Community campaigning is such a watch-word, that we’ve imported the Wellstone Action campaign training group to Australia to teach us how to do it.

Historically, Labor has been a grassroots community organisation, with tens of thousands of members across each state and territory, who come out at elections to door-knock, hold community stalls and talk with neighbours about voting Labor. Since the 1980s, as Labor has developed its own professional political caste, campaigns have increasingly involved mass-media campaigns, run from central HQ. Professional marketing firms have been engaged to do polling, focus groups and election advertising. Federal campaigns have been command-and-control affairs, with local electorate produced media releases, brochures and direct mail requiring centralised sign-off.

There’s no doubt that the aerial war of television ads are important… but you can’t win an election (or a war) using mass-media “drone attacks”. This is where community campaigning comes in.

So what does community campaigning actually entail?

As it happens, an Oxford University research fellow at the Reuters Institute, Rasmus Kleis Nielsen, has recently written a book on this very topic.

Nielsen examines the dramatic rise of personal voter contact in the USA over the last twenty years, and his book, Ground Wars, is based on ten months of ethnographic fieldwork on the Democratic side in two competitive Congressional districts during the 2008 elections.

He argues that community campaigning — that is, engaging volunteers to personally talk to voters — is now an essential party of modern campaigns:

engaging and cultivating volunteers is critical to building an effective field operation, and it requires a serious commitment of time, and the right approach from professional staffers.
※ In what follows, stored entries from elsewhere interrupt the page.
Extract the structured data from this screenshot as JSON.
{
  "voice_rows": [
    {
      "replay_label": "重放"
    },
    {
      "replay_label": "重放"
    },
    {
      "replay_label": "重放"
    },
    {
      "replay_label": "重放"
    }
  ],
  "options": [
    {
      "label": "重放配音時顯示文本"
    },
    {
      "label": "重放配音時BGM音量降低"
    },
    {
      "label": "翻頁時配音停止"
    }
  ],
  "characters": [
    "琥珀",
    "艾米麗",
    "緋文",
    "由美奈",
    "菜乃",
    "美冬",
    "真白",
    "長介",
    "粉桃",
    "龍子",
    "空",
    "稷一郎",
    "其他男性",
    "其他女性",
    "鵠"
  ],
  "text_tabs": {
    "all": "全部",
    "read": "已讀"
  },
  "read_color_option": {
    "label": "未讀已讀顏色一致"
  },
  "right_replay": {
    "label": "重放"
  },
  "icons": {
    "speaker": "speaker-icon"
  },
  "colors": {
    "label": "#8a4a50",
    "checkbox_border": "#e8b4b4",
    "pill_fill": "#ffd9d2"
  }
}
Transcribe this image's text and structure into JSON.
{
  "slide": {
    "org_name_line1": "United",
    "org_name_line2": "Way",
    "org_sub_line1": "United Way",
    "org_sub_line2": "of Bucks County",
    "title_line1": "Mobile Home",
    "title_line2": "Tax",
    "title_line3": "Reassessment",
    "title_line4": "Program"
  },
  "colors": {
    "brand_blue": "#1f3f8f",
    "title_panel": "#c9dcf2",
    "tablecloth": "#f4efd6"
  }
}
Only the best campaigns manage to mobilize enough volunteers to reach all of their targets. These volunteers are not leftovers from some earlier age of pre-modern campaigning. They are integral to the best campaigns in the 21st Century, and they can help your campaign win.
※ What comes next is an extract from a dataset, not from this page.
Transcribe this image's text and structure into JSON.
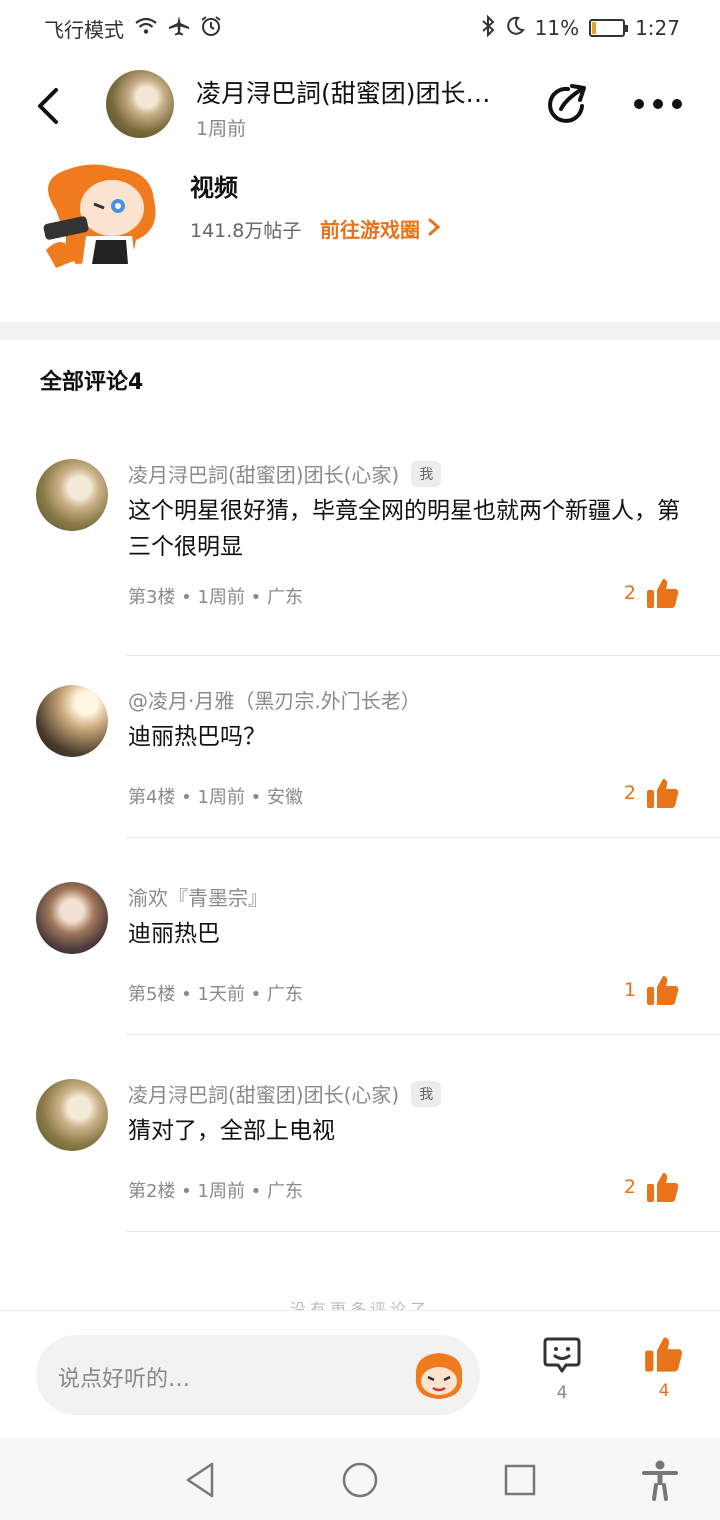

Both the Bush campaign in 2004 and the Obama campaign in 2008 invested heavily in volunteer organising many months in advance, and reaped what they had sown when literally millions of volunteers made their case on the doorsteps of voters and over phone lines across the country.
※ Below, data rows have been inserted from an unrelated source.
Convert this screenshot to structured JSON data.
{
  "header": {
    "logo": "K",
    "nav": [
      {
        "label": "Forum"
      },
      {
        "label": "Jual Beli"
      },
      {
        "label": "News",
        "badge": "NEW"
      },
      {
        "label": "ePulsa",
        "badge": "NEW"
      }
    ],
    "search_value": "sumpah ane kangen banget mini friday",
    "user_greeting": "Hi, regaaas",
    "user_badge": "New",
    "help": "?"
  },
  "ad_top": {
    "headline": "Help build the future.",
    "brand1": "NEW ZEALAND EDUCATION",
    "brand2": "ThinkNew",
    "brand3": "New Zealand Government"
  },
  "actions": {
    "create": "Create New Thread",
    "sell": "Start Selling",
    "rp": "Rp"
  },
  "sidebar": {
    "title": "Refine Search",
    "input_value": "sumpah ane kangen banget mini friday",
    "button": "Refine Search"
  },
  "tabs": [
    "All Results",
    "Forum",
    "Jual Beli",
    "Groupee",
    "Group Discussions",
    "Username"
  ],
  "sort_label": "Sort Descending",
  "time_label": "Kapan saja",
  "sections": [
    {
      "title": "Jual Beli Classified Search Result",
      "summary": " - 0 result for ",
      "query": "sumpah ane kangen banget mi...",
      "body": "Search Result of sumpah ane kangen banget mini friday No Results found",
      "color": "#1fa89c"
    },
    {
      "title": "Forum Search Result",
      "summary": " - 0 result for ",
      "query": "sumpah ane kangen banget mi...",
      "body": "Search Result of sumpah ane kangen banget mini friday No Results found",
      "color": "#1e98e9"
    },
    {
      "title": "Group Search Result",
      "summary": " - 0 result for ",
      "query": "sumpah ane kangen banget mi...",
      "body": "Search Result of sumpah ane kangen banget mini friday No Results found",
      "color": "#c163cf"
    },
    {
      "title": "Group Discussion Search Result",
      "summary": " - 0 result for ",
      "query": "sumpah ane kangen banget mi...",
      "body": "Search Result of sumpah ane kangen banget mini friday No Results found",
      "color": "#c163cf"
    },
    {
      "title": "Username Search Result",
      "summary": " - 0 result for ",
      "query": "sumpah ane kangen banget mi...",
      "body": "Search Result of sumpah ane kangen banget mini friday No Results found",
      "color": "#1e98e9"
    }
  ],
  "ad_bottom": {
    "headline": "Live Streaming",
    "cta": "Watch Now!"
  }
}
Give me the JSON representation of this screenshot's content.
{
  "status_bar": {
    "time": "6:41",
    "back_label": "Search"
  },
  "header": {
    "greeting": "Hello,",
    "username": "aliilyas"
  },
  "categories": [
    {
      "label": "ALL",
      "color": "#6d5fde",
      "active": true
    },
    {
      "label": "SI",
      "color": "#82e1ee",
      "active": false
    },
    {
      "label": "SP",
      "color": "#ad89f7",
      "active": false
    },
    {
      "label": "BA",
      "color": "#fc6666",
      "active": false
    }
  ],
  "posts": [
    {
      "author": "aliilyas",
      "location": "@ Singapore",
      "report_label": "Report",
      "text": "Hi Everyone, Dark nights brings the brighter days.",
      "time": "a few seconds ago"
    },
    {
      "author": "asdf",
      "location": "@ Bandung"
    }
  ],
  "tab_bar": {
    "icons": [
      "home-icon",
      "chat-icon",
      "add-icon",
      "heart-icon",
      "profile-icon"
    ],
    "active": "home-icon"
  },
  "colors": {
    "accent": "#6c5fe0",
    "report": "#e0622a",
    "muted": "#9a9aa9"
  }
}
Labor’s approach to grassroots campaigning is an interesting case study of the tension between paid, professional practitioners of politics, and volunteers (party members and party supporters). Managing an “army” of volunteers is difficult for campaigns. Volunteers are messy, often aren’t disciplined, come and go as they want, can’t be ordered around, and may not have the same motivations as paid staff. Labor’s approach over the last two decades has been to reduce its reliance on volunteers. It has expanded the number of paid staffers during elections, relied on mail-houses to send direct mail and invested heavily in television advertising.

Instead of embracing volunteers and activists, training programs like the party-run Campaign Insight (which I did, as a paid electorate officer, back in 2004) are more of an afterthought, or primarily provided to electorate officers with little election experience.

Even recent campaigns (which I have been involved in) have been hollowed out, with the diminishing pool of volunteers coming from the rusted-on party membership; relatively few activists were not party members. Over the years, I’ve seen that the majority of tasks for volunteers were low-impact, relatively boring tasks, like stuffing envelopes or letter-boxing.

But most volunteers want more out of their experience than spending a few hours sorting letters into CCDs.

Nielsen argues that the best campaigns are those who “take time to explain to volunteers how field works and why it matters, those who sit down and make a few calls with them, and those who are ready and willing to shoot the breeze a bit. If the campaign makes people feel involved, it is more likely that they will stay involved.”

For Labor, this means making campaign volunteers as big a priority as television ads, investing in training and development, and ensuring there is fulfilling and valuable work with real impact for volunteers to do.